I am embarrassed to say that going into this enlightening documentary I knew precious little about blues guitarist Buddy Guy. A great oversight on my part as this man was and is one of the biggest artists in the history of blues and someone who has influenced generations of musicians like Eric Clapton, The Rolling Stones, Gary Clark Jr, Stevie Ray Vaughn, and John Mayer. All those accomplished musicians participate in Devin Chanda (Kygo: Live at the Hollywood Bowl, On the Record: Pink), Charles Todd (Behind Celine Dion’s Courage, Romeo Santos: King of Bachata) and Matt Mitchener’s (Pentatonix: On My Way Home, Love. Blood. Kryptonite) documentary about one of the best guitar players ever.
Mitchener, Todd and Chanda are three very experienced directors who have focused largely on music. They have worked together before and besides having directed feature-length and short documentaries they have also worked on (either together or solo) videos by the likes of Rihanna, Jay Z, Mika, and Sofi Tukker. All this to say that these three guys know how to tell a musical tale and bring it to the screen. Here their subject is Buddy Guy, a man who should be more recognized in music history.

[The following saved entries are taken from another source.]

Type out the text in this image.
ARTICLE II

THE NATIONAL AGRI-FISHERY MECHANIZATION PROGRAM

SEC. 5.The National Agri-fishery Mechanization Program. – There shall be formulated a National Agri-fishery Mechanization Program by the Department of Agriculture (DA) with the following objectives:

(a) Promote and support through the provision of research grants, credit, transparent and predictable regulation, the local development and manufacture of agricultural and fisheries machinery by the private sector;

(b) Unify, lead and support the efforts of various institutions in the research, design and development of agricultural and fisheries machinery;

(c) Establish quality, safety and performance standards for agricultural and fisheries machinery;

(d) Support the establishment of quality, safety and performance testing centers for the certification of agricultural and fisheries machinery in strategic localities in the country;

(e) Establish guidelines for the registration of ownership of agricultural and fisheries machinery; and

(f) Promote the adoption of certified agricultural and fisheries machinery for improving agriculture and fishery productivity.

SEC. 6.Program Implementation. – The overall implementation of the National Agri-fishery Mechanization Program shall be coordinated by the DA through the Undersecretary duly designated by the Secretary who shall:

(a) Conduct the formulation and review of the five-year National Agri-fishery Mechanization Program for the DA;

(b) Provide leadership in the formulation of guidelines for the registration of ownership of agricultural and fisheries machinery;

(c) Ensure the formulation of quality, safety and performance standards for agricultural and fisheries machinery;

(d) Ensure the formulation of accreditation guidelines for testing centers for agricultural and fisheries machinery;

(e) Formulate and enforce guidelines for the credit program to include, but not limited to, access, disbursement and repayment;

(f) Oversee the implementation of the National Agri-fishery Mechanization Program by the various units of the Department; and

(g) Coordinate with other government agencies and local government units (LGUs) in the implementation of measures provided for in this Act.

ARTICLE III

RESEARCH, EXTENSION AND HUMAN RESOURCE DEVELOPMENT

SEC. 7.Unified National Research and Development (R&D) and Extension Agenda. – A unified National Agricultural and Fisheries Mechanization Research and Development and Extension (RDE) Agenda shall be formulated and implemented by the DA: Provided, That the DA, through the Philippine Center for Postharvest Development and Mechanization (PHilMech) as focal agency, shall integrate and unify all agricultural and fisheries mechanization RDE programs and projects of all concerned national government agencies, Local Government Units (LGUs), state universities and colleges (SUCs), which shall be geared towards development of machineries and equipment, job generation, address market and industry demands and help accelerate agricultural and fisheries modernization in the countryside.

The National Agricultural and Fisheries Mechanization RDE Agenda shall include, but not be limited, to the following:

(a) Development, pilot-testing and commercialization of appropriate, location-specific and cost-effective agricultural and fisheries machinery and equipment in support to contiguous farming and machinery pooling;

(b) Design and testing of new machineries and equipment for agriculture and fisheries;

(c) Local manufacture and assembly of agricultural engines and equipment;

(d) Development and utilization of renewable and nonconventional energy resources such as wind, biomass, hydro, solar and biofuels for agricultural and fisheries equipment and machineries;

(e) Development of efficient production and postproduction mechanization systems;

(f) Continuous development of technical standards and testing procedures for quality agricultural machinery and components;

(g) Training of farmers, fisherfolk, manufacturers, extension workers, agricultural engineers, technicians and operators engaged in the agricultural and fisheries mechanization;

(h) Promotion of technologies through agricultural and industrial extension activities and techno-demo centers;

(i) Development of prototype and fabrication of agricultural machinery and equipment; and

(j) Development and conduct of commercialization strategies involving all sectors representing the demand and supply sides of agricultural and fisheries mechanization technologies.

This 2021 documentary covers the time in Buddy Guy’s life from the time when he was working as a sharecropper in Louisiana in the 1940s, how he fell in love with music, especially the blues, learned to play guitar, struggled to make a career in music, and to how he became one of the world’s most respected guitarists.
After Buddy Guy heard “Boogie Chillun” by John Lee Hooker, he was hooked. Blues became the center of his life. So obsessed that, even though he did not think he was a good guitar player, he moved to Chicago in 1957 to immerse himself in the Chicago Blues. There he began to play in small clubs, record songs on 45s and play with the likes of Howlin’ Wolf, Muddy Waters and Otis Rush.
While off stage, Buddy is rather calm, on stage it is like he is possessed by a demon. That demon is the blues. As much as he became known for his skill with a guitar, Buddy also became known for his passion, energy and wild persona during his shows.
Now 84, the interviews with the living legend are very revealing – about the man, his music and career. So many stories! He has had quite a career! Between his stories and the interviews with Clapton, Mayer, Carlos Santana, and Gary Clark Jr, you really get a picture of how important this man is to music.
It is important that younger music fans watch a documentary like this to understand where music has come from and why it sounds the way it does. How important blues music is, despite the fact that it is certainly in the background today. Also, important to get the stories out of Buddy Guy while he is still with us – the last of the Chicago Blues greats.